Although Virginia’s wine-making scene is still up and coming, those in the know have likely heard of a thing or two about Early Mountain. This pioneering winery was founded in 2012 by forward-thinking Jean Case, along with her husband Steve, and has since gone on to become one of the benchmark estates for Virginia viticulture. For a tasty introduction to their lineup, dive into a bottle of this varietal Cabernet Franc. The wine is silky and structured on the palate, marked by ripe fruit flavors and soft tannins. It truly comes to life when served with food, though a simple glass on its own will still likely have you reaching for a second. 

New Mexico

bottle of Gruet Sparkling Brut

Gruet Brut New Mexico NV (~$12)

Sparkling wine fans, this off-the-beaten-path bottle from New Mexico is absolutely worth seeking out. The winery was founded in 1984 by Gilbert Gruet, of the famed Gruet Champagne house in France.
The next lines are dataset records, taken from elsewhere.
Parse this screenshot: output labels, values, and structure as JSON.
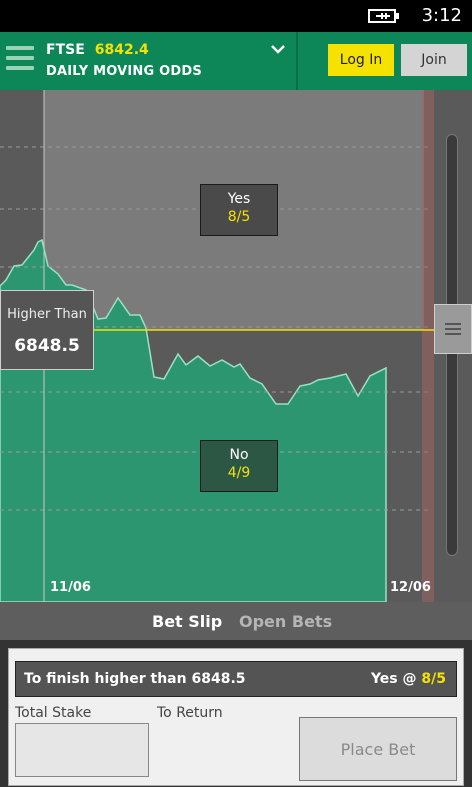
{
  "status": {
    "time": "3:12",
    "icon": "battery-charging-icon"
  },
  "header": {
    "market_name": "FTSE",
    "price": "6842.4",
    "subtitle": "DAILY MOVING ODDS",
    "login_label": "Log In",
    "join_label": "Join",
    "accent": "#0d8757",
    "highlight": "#f5e200"
  },
  "chart": {
    "yes_label": "Yes",
    "yes_odds": "8/5",
    "no_label": "No",
    "no_odds": "4/9",
    "higher_label": "Higher Than",
    "higher_value": "6848.5",
    "x_labels": [
      "11/06",
      "12/06"
    ]
  },
  "tabs": {
    "bet_slip": "Bet Slip",
    "open_bets": "Open Bets"
  },
  "slip": {
    "selection": "To finish higher than 6848.5",
    "pick": "Yes @ ",
    "odds": "8/5",
    "total_stake_label": "Total Stake",
    "to_return_label": "To Return",
    "place_bet_label": "Place Bet"
  }
}
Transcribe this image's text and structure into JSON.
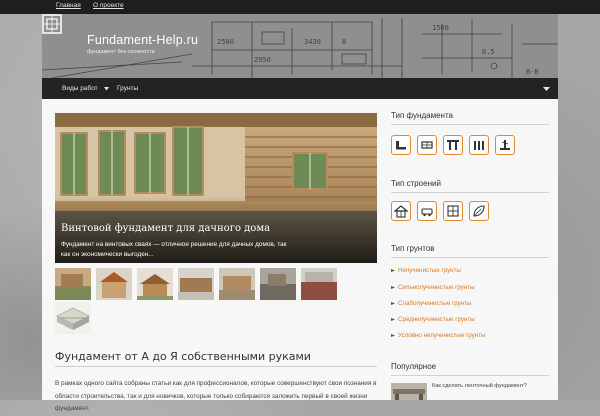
{
  "topbar": {
    "links": [
      {
        "label": "Главная"
      },
      {
        "label": "О проекте"
      }
    ]
  },
  "header": {
    "title": "Fundament-Help.ru",
    "tagline": "фундамент без сложности"
  },
  "nav": {
    "items": [
      {
        "label": "Виды работ"
      },
      {
        "label": "Грунты"
      }
    ]
  },
  "slider": {
    "title": "Винтовой фундамент для дачного дома",
    "text": "Фундамент на винтовых сваях — отличное решение для дачных домов, так как он экономически выгоден..."
  },
  "article": {
    "title": "Фундамент от А до Я собственными руками",
    "text": "В рамках одного сайта собраны статьи как для профессионалов, которые совершенствуют свои познания в области строительства, так и для новичков, которые только собираются заложить первый в своей жизни фундамент."
  },
  "sidebar": {
    "foundation_type_title": "Тип фундамента",
    "building_type_title": "Тип строений",
    "soil_type_title": "Тип грунтов",
    "soil_items": [
      {
        "label": "Непучинистые грунты"
      },
      {
        "label": "Сильнопучинистые грунты"
      },
      {
        "label": "Слабопучинистые грунты"
      },
      {
        "label": "Среднепучинистые грунты"
      },
      {
        "label": "Условно непучинистые грунты"
      }
    ],
    "popular_title": "Популярное",
    "popular_items": [
      {
        "label": "Как сделать ленточный фундамент?"
      }
    ]
  },
  "colors": {
    "accent": "#e08a2b",
    "link": "#d97a1f",
    "topbar": "#1e1e1e",
    "nav": "#232323"
  }
}
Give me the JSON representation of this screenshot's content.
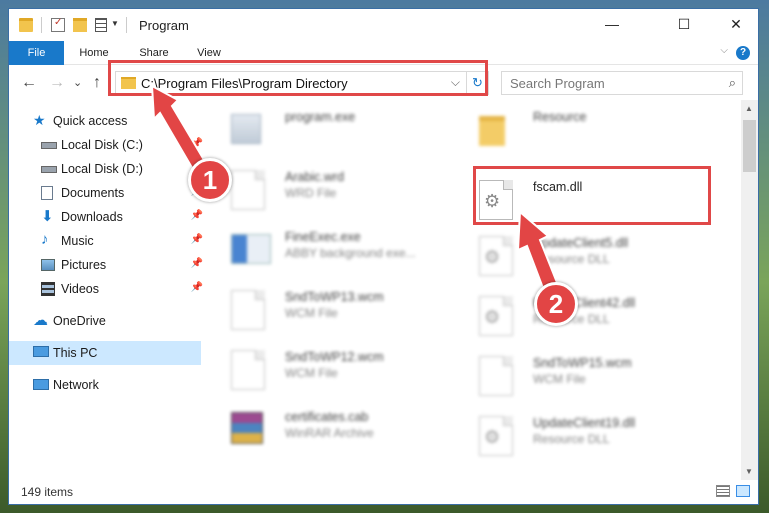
{
  "window": {
    "title": "Program",
    "controls": {
      "minimize": "—",
      "maximize": "☐",
      "close": "✕"
    }
  },
  "ribbon": {
    "tabs": [
      "File",
      "Home",
      "Share",
      "View"
    ],
    "help": "?"
  },
  "address": {
    "path": "C:\\Program Files\\Program Directory",
    "refresh": "↻",
    "dropdown": "⌵"
  },
  "search": {
    "placeholder": "Search Program",
    "icon": "search-icon"
  },
  "nav": {
    "back": "←",
    "forward": "→",
    "recent": "⌄",
    "up": "↑"
  },
  "sidebar": {
    "items": [
      {
        "label": "Quick access",
        "icon": "star-icon"
      },
      {
        "label": "Local Disk (C:)",
        "icon": "drive-icon"
      },
      {
        "label": "Local Disk (D:)",
        "icon": "drive-icon"
      },
      {
        "label": "Documents",
        "icon": "documents-icon"
      },
      {
        "label": "Downloads",
        "icon": "downloads-icon"
      },
      {
        "label": "Music",
        "icon": "music-icon"
      },
      {
        "label": "Pictures",
        "icon": "pictures-icon"
      },
      {
        "label": "Videos",
        "icon": "videos-icon"
      },
      {
        "label": "OneDrive",
        "icon": "cloud-icon"
      },
      {
        "label": "This PC",
        "icon": "computer-icon"
      },
      {
        "label": "Network",
        "icon": "network-icon"
      }
    ]
  },
  "files": {
    "left": [
      {
        "name": "program.exe",
        "type": ""
      },
      {
        "name": "Arabic.wrd",
        "type": "WRD File"
      },
      {
        "name": "FineExec.exe",
        "type": "ABBY background exe..."
      },
      {
        "name": "SndToWP13.wcm",
        "type": "WCM File"
      },
      {
        "name": "SndToWP12.wcm",
        "type": "WCM File"
      },
      {
        "name": "certificates.cab",
        "type": "WinRAR Archive"
      }
    ],
    "right": [
      {
        "name": "Resource",
        "type": ""
      },
      {
        "name": "fscam.dll",
        "type": ""
      },
      {
        "name": "UpdateClient5.dll",
        "type": "Resource DLL"
      },
      {
        "name": "UpdateClient42.dll",
        "type": "Resource DLL"
      },
      {
        "name": "SndToWP15.wcm",
        "type": "WCM File"
      },
      {
        "name": "UpdateClient19.dll",
        "type": "Resource DLL"
      }
    ]
  },
  "status": {
    "item_count": "149 items"
  },
  "annotations": {
    "step1": "1",
    "step2": "2",
    "highlight_color": "#e04848"
  },
  "colors": {
    "accent": "#1979ca",
    "selection": "#cce8ff"
  }
}
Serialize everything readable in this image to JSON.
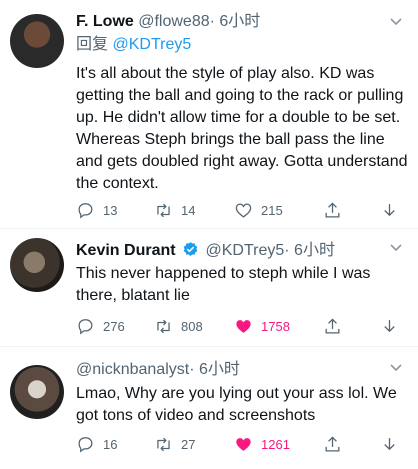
{
  "tweets": [
    {
      "name": "F. Lowe",
      "handle": "@flowe88",
      "time": "· 6小时",
      "reply_prefix": "回复",
      "reply_to": "@KDTrey5",
      "text": "It's all about the style of play also. KD was getting the ball and going to the rack or pulling up. He didn't allow time for a double to be set. Whereas Steph brings the ball pass the line and gets doubled right away. Gotta understand the context.",
      "replies": "13",
      "retweets": "14",
      "likes": "215",
      "liked": false
    },
    {
      "name": "Kevin Durant",
      "verified": true,
      "handle": "@KDTrey5",
      "time": "· 6小时",
      "text": "This never happened to steph while I was there, blatant lie",
      "replies": "276",
      "retweets": "808",
      "likes": "1758",
      "liked": true
    },
    {
      "handle": "@nicknbanalyst",
      "time": "· 6小时",
      "text": "Lmao, Why are you lying out your ass lol. We got tons of video and screenshots",
      "replies": "16",
      "retweets": "27",
      "likes": "1261",
      "liked": true
    }
  ],
  "colors": {
    "accent": "#1d9bf0",
    "like": "#f91880",
    "muted": "#536471"
  },
  "icons": [
    "reply-icon",
    "retweet-icon",
    "like-icon",
    "share-icon",
    "download-icon",
    "more-caret-icon",
    "verified-badge-icon"
  ]
}
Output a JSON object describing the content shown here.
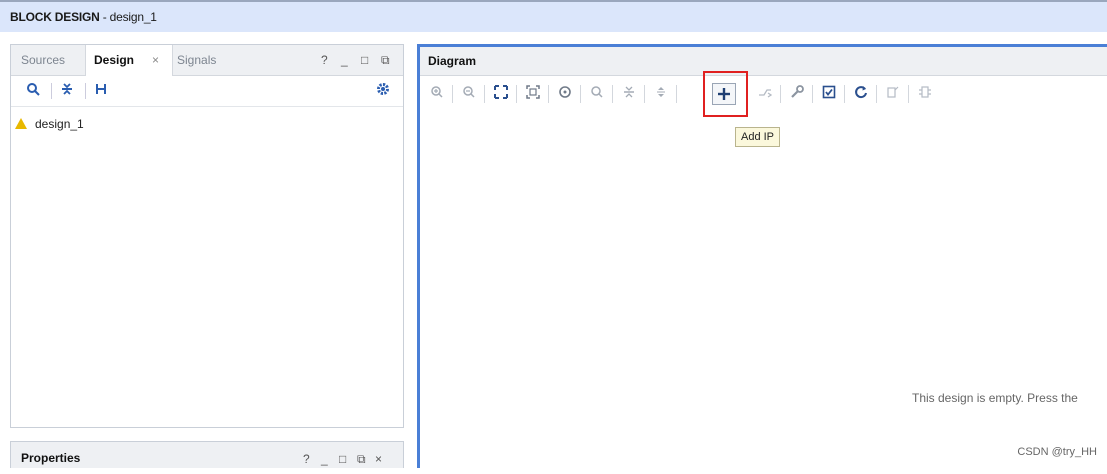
{
  "window": {
    "title_bold": "BLOCK DESIGN",
    "title_rest": " - design_1"
  },
  "left_panel": {
    "tabs": [
      {
        "label": "Sources"
      },
      {
        "label": "Design",
        "close": "×"
      },
      {
        "label": "Signals"
      }
    ],
    "controls": {
      "help": "?",
      "minimize": "_",
      "maximize": "□",
      "float": "⧉"
    },
    "toolbar_icons": [
      "search-icon",
      "collapse-all-icon",
      "expand-all-icon",
      "gear-icon"
    ],
    "tree": [
      {
        "label": "design_1",
        "icon": "warning-icon"
      }
    ]
  },
  "properties_panel": {
    "title": "Properties",
    "controls": {
      "help": "?",
      "minimize": "_",
      "maximize": "□",
      "float": "⧉",
      "close": "×"
    }
  },
  "diagram": {
    "title": "Diagram",
    "toolbar_icons": [
      "zoom-in-icon",
      "zoom-out-icon",
      "fit-full-icon",
      "fit-selection-icon",
      "center-icon",
      "search-icon",
      "collapse-icon",
      "expand-icon",
      "add-ip-icon",
      "route-icon",
      "wrench-icon",
      "validate-icon",
      "refresh-icon",
      "regenerate-icon",
      "ports-icon"
    ],
    "tooltip": "Add IP",
    "empty_message": "This design is empty. Press the"
  },
  "watermark": "CSDN @try_HH",
  "colors": {
    "title_bar": "#dbe6fb",
    "diagram_border": "#4a7fd6",
    "highlight": "#e02020",
    "tooltip_bg": "#fbf8dc"
  }
}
Since then, the estate has remained family-owned and operated and continues to specialize in traditional method sparkling wine. Like many of its Champagne counterparts, this budget-friendly, easy-to-find bottle is produced from Pinot Noir and Chardonnay. The wine is suitable for all occasions that call for bubbles, from casual weeknight happy hours to celebrations and beyond.